Ah, of course. The Day Care advocate's ultimate weapon. If it isn't in a daycare centre, duly licensed and regulated by the government, it's not child care. Therefore, anything that actually helps parents directly is a bad thing. Parents, you see, don't child care their own children. Only day care works do child care.

Harper's plan is a *child care* plan, not a day care plan, and by giving parents money directly, *all* parents are helped, not just the minority that can use government sactioned day care. No, $100 a month isn't enough to pay for a day care space. IT WAS NEVER MEANT TO. It might, however, just be enough to allow a parent to stay home full time (because having a job costs money, which people conveniently forget). It might also be enough to pay for the occaisional child care needed by someone who works part time, or who does shift work, or *gasp* whatever the parents decide is the best way to use that money. If these people really believed in child care choice, they would be supporting parents in making the choices the work best for them, not just the ones they approve of.

"Child care is the ramp to equality and a right that women have been fighting for for decades," said Nancy Peckford of the Feminist Alliance for International Action.

"For working women, child care is all about equality," said Barbara Byers, executive vice-president of the Canadian Labour Congress.

Ah, equality is it? How 'bout this for equality. How about treating stay at home moms as equals for a change, rather than as objects of contempt? How about changing the tax system so that a single income family isn't penalized for choosing to have a parent at home? Two income families pay far less in taxes per year than the same size family with the same income coming from only one source - for a family that makes about $50K a year, I'm told it works out to a difference of about $7000 a year.

Oh and of course, the only "working women" are ones who work outside the home. Us stay at homers, we don't count. In the eyes of the so-called feminists, we're throwbacks to a patrairchical society, and most definately not equals. Only those who have "real" jobs count.

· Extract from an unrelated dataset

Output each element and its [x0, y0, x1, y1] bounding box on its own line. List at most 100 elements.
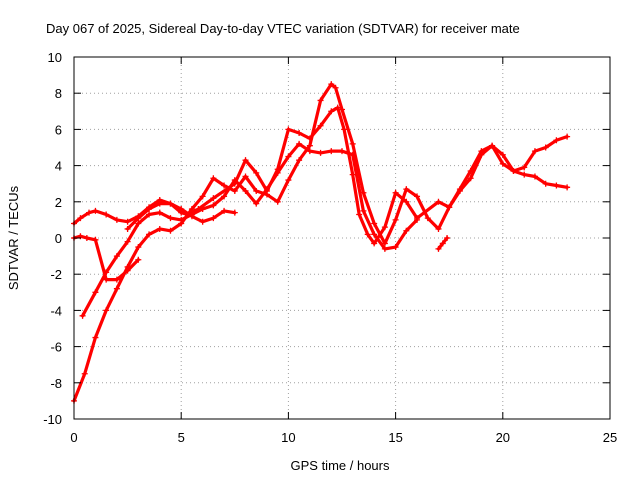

She said Harper's promised child-care money falls far short of what is needed: "Help with diapers maybe, but not child care."

Duh... helloooooo!!!!! Getting diapers is *part* of caring for your child, so yes, it counts, too! and for some families, having enough money to pay for those diapers and other such necessities is enough to keep one parent home with their kids. Does the money fall short? Well, yes, I suppose it does, but I'd rather see that made up in areas such as ending the tax penalties paid by single income families, which would allow us to keep more of our money in the first place. As a stay at home mother, I don't see what's equal about having my tax dollars subsidize a two income family's day care expenses, only to get penalized for choosing to stay at home.

Byers said women will fight for their right to accessible and affordable care.

"This government has its focus on the family all wrong," said Byers.

Personally, I think it's Byers who's got the focus on the family all wrong. Her focus seems to be targeted only at those women who work 9-5 jobs outside the home - the only ones that would be able to make use of the Liberal vision of child care. In fact, I don't see their focus as being on the family at all. Their focus seems to be entirely on jobs and careers, which are often at odds with a healthy family.

The Conservative plan for child care isn't perfect, but it's a far cry closer to treating all families equally than the day care advocates are. So to the so-called women't groups that claim they speak for all women, I say you can shut up, 'cause you don't speak for me. And while you're at it, keep your hands off other people's money. My family doesn't qualify for this $1200 a year, so it's of no benefit for us at all. It will, however, be a huge benefit for many families. They are the ones who need and deserve that money. Not the day care centres that will never serve their needs anyways.

1 comment:

  1. You just made me one happy MUM!

    Thanks for the great post.. its nice someone is starting to notice!!!